The Strangler (1970)
7/10
Killer
5 January 2024
Warning: Spoilers
Émile (Jacques Perrin) has an interesting reason for being a killer. He sees what he does as a public service, taking unhappy women away from this world with his white scarf. Inspector Simon Dangret (Julien Guiomar) is on the case but the ways that he goes after the killer are just as morally suspect. There's also Anna (Eva Simonet), a gorgeous woman who feels that she's the next victim. Maybe she even wants to be that person. And then there's the thief (Paul Barge) who lurks at each scene and takes what cash and trinkets are left from each dead woman.

Directed and written by Paul Vecchiali, this giallo comes from the same year as Argento's The Bird With the Crystal Plumage. It may not have the same visual madness as that film but it does have a villain who looks like a hero, a child of a man damaged by seeing a murder when he was young using the same knit white scarf that he uses to snuff out lives today.
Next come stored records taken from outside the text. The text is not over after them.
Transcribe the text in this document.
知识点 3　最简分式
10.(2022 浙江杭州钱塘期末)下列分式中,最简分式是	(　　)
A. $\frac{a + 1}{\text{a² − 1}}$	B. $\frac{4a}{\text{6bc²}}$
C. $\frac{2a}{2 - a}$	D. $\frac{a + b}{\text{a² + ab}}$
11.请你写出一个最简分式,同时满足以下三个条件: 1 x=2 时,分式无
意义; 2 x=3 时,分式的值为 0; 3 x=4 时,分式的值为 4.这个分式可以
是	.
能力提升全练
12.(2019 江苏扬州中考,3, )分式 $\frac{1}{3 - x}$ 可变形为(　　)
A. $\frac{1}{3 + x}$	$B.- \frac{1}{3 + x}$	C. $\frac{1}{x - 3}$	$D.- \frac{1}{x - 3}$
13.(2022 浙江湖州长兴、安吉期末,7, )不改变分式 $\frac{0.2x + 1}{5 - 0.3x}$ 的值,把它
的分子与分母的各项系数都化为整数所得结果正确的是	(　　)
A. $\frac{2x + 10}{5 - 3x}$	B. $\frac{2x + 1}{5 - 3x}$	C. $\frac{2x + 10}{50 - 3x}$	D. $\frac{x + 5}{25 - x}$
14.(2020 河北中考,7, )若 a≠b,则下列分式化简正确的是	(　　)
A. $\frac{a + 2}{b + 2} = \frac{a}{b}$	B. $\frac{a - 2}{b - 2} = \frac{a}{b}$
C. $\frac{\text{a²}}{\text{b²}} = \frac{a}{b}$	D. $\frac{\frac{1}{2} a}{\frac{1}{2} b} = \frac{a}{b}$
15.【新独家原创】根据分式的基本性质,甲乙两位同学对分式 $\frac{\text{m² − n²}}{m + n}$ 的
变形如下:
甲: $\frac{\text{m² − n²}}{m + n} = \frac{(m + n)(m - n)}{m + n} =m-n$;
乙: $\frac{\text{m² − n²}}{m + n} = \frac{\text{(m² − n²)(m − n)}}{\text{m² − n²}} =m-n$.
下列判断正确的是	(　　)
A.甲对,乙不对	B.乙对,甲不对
The women that he murders would have just killed themselves regardless, he reasons on the phone to Dangret, so he was saving them. The breakup that Anne has just emerged from has left her feeling that life is worthless; she volunteers to Dangret to be the lure.

Unlike most giallo, we know who the killer is from the start. Yet each kill is so planned, so precise, such a murder set piece as the women give themselves to Émile. He isn't getting any sexual thrill from killing these women, unlike so many black gloved killers. These are mercy killings. It seems like the person he really wants is the cop.